Across the country, neighborhood upzonings and dense housing developments are being met with NIMBY lawsuits — impeding housing development in the middle of a nationwide housing shortage. But the good news is that some courts aren’t having it.

In Chicago, a NIMBY lawsuit was dismissed last week, preventing the undoing of a major upzoning in Edgewater and Uptown, two neighborhoods near the city’s northern border.

On October 16, 2025, the City of Chicago enacted two ordinances, upzoning hundreds of properties along both sides of the neighborhoods’ main thoroughfare, Broadway Avenue (from Foster Avenue to Devon Avenue) as well as on side streets.
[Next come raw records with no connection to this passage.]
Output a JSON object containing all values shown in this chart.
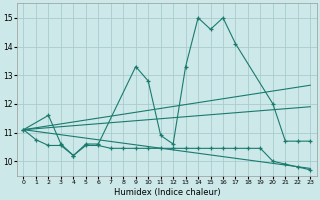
{
  "xlabel": "Humidex (Indice chaleur)",
  "xlim": [
    -0.5,
    23.5
  ],
  "ylim": [
    9.5,
    15.5
  ],
  "xticks": [
    0,
    1,
    2,
    3,
    4,
    5,
    6,
    7,
    8,
    9,
    10,
    11,
    12,
    13,
    14,
    15,
    16,
    17,
    18,
    19,
    20,
    21,
    22,
    23
  ],
  "yticks": [
    10,
    11,
    12,
    13,
    14,
    15
  ],
  "bg_color": "#cce8e8",
  "grid_color": "#aacccc",
  "line_color": "#1a7a6e",
  "lines": [
    {
      "x": [
        0,
        2,
        3,
        4,
        5,
        6,
        9,
        10,
        11,
        12,
        13,
        14,
        15,
        16,
        17,
        20,
        21,
        22,
        23
      ],
      "y": [
        11.1,
        11.6,
        10.6,
        10.2,
        10.6,
        10.6,
        13.3,
        12.8,
        10.9,
        10.6,
        13.3,
        15.0,
        14.6,
        15.0,
        14.1,
        12.0,
        10.7,
        10.7,
        10.7
      ],
      "marker": true
    },
    {
      "x": [
        0,
        1,
        2,
        3,
        4,
        5,
        6,
        7,
        8,
        9,
        10,
        11,
        12,
        13,
        14,
        15,
        16,
        17,
        18,
        19,
        20,
        21,
        22,
        23
      ],
      "y": [
        11.1,
        10.75,
        10.55,
        10.55,
        10.2,
        10.55,
        10.55,
        10.45,
        10.45,
        10.45,
        10.45,
        10.45,
        10.45,
        10.45,
        10.45,
        10.45,
        10.45,
        10.45,
        10.45,
        10.45,
        10.0,
        9.9,
        9.8,
        9.7
      ],
      "marker": true
    },
    {
      "x": [
        0,
        23
      ],
      "y": [
        11.1,
        12.65
      ],
      "marker": false
    },
    {
      "x": [
        0,
        23
      ],
      "y": [
        11.1,
        11.9
      ],
      "marker": false
    },
    {
      "x": [
        0,
        23
      ],
      "y": [
        11.1,
        9.75
      ],
      "marker": false
    }
  ]
}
Properties were upzoned to B3-5 classification, allowing buildings as tall as 80 feet, a floor-area ratio (FAR) of 5.0, and certain uses that would be otherwise incompatible with the existing neighborhood zoning.

The Broadway upzoning addressed the urgent need for more housing and business opportunities in an area that has seen rising housing costs and concerns about gentrification. It falls in line with the goals of the city’s Broadway Land Use Framework, which commits the city to improving neighborhood housing affordability, supporting the local business environment, creating a more livable neighborhood, and “right sizing” approval processes to align with community priorities. And the area is a perfect place to upzone — it’s well served by mass transit, home to a wide diversity of neighbors and businesses, and close by to several beaches on Lake Michigan.
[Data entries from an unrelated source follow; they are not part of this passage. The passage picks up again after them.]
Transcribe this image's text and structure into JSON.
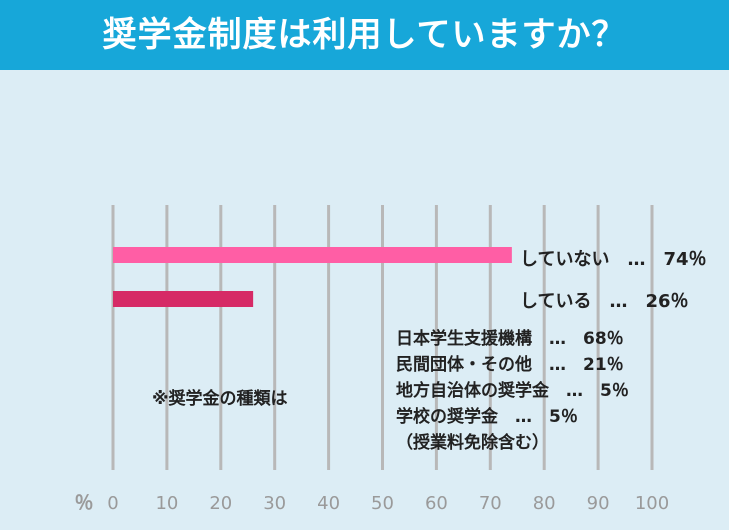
{
  "title": "奨学金制度は利用していますか？",
  "chart_data": {
    "type": "bar",
    "orientation": "horizontal",
    "categories": [
      "していない",
      "している"
    ],
    "values": [
      74,
      26
    ],
    "value_labels": [
      "していない　…　74％",
      "している　…　26％"
    ],
    "colors": [
      "#ff5ea5",
      "#d62a66"
    ],
    "x_unit": "％",
    "xlim": [
      0,
      100
    ],
    "x_ticks": [
      "0",
      "10",
      "20",
      "30",
      "40",
      "50",
      "60",
      "70",
      "80",
      "90",
      "100"
    ],
    "grid": true,
    "note": "※奨学金の種類は",
    "breakdown": [
      "日本学生支援機構　…　68％",
      "民間団体・その他　…　21％",
      "地方自治体の奨学金　…　5％",
      "学校の奨学金　…　5％",
      "（授業料免除含む）"
    ]
  }
}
But, as always, with progress comes pushback.

Following the upzoning, a group of Edgewater residents and business owners, Edgewater Residents for Responsible Development (ERRD), sued to overturn the rezoning.

The Complaint

In their complaint, the Plaintiffs alleged that the City (i) denied the Plaintiffs procedural due process and (ii) violated their substantive due process rights.
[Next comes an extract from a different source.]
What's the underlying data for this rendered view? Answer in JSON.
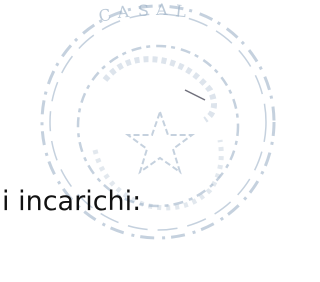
{
  "text": "i incarichi:"
}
The Plaintiffs alleged that the City denied them procedural due process by not properly giving notice to owners and neighbors who should have been informed (i.e., owners whose buildings would be rezoned or those whose buildings fall within 250 feet of the rezoned area). In addition, the City allegedly failed to allow owners and neighbors the right to speak at the zoning committee hearing due to its use of a “lottery” procedure to select speakers during public comment.

The Plaintiffs also claimed that the City’s upzoning violated their substantive due process rights because the new zoning classifications were “incongruent and incompatible with the existing as-built neighborhood.” Furthermore, they claimed that the changes would lead to “significant negative impact on existing owners, renters and surrounding property owners, effectively destroying the character and harmony of uses in a long-established Chicago neighborhood.”

As relief, the Plaintiffs asked the court to invalidate the upzoning ordinances and return the properties to their prior classifications.

The Lawsuit

In March, the City asked the court to dismiss the case. At a status hearing on June 4, the court heard oral arguments from both sides.

On June 29, Cook County Circuit Judge Neil Cohen sided with the City and dismissed the lawsuit. Cohen stated that the plaintiffs failed to show how residents were deprived of their constitutionally protectable property interests:

“The only harm alleged in the complaint to these plaintiffs is the possible diminution of the value of their property, the possible harm to the character and diversity of the neighborhood, and possible increases in traffic congestion, availability of parking and pollution. None of these constitute constitutionally protectable interests under Illinois law.”

Furthermore, Cohen noted that the plaintiffs failed to demonstrate how the city’s lottery system, which allowed only fifteen people to speak during the zoning committee’s hearing, barred them from providing unique testimony, especially since written testimony could be submitted.

Despite the ruling, an appeal is likely. Pat Sharkey, president of Edgewater Residents for Responsible Development, found the judge’s ruling to be a “narrow reading of who is entitled to notice and an opportunity to be heard and the principles governing valid zoning decisions is contrary to 60 years of Illinois law.” 

We disagree.

This lawsuit was one of many attempts by NIMBYs both in Illinois and around the country to stymie local development. Just a few miles away, in Old Town, a condominium association filed suit against the City and the developer of Old Town Canvas to try to halt a 349-home development. In April, the judge granted a motion to dismiss that lawsuit, stating that the plaintiffs did not have a constitutional right to propped-up property values. And we recently wrote about the Missing Middle lawsuit in Arlington, Virginia, which challenged an ordinance that allowed for by-right development of up to six units of housing on lots previously zoned single-family.

The plaintiffs who bring these lawsuits often operate under the idea that they are “saving” their neighborhoods. In his decision, Judge Cohen summed up why that’s wrong. Upzoning decisions, “[do not deprive] the property-owning Plaintiffs of any of their current uses of their properties, but rather have increased the permissible uses of their properties.” 

Ultimately, the dismissal of the Edgewater lawsuit paves the way for property owners to take advantage of that increase in permissible uses to build thousands of new homes — revitalizing neighborhoods, expanding housing options, and bolstering local economies.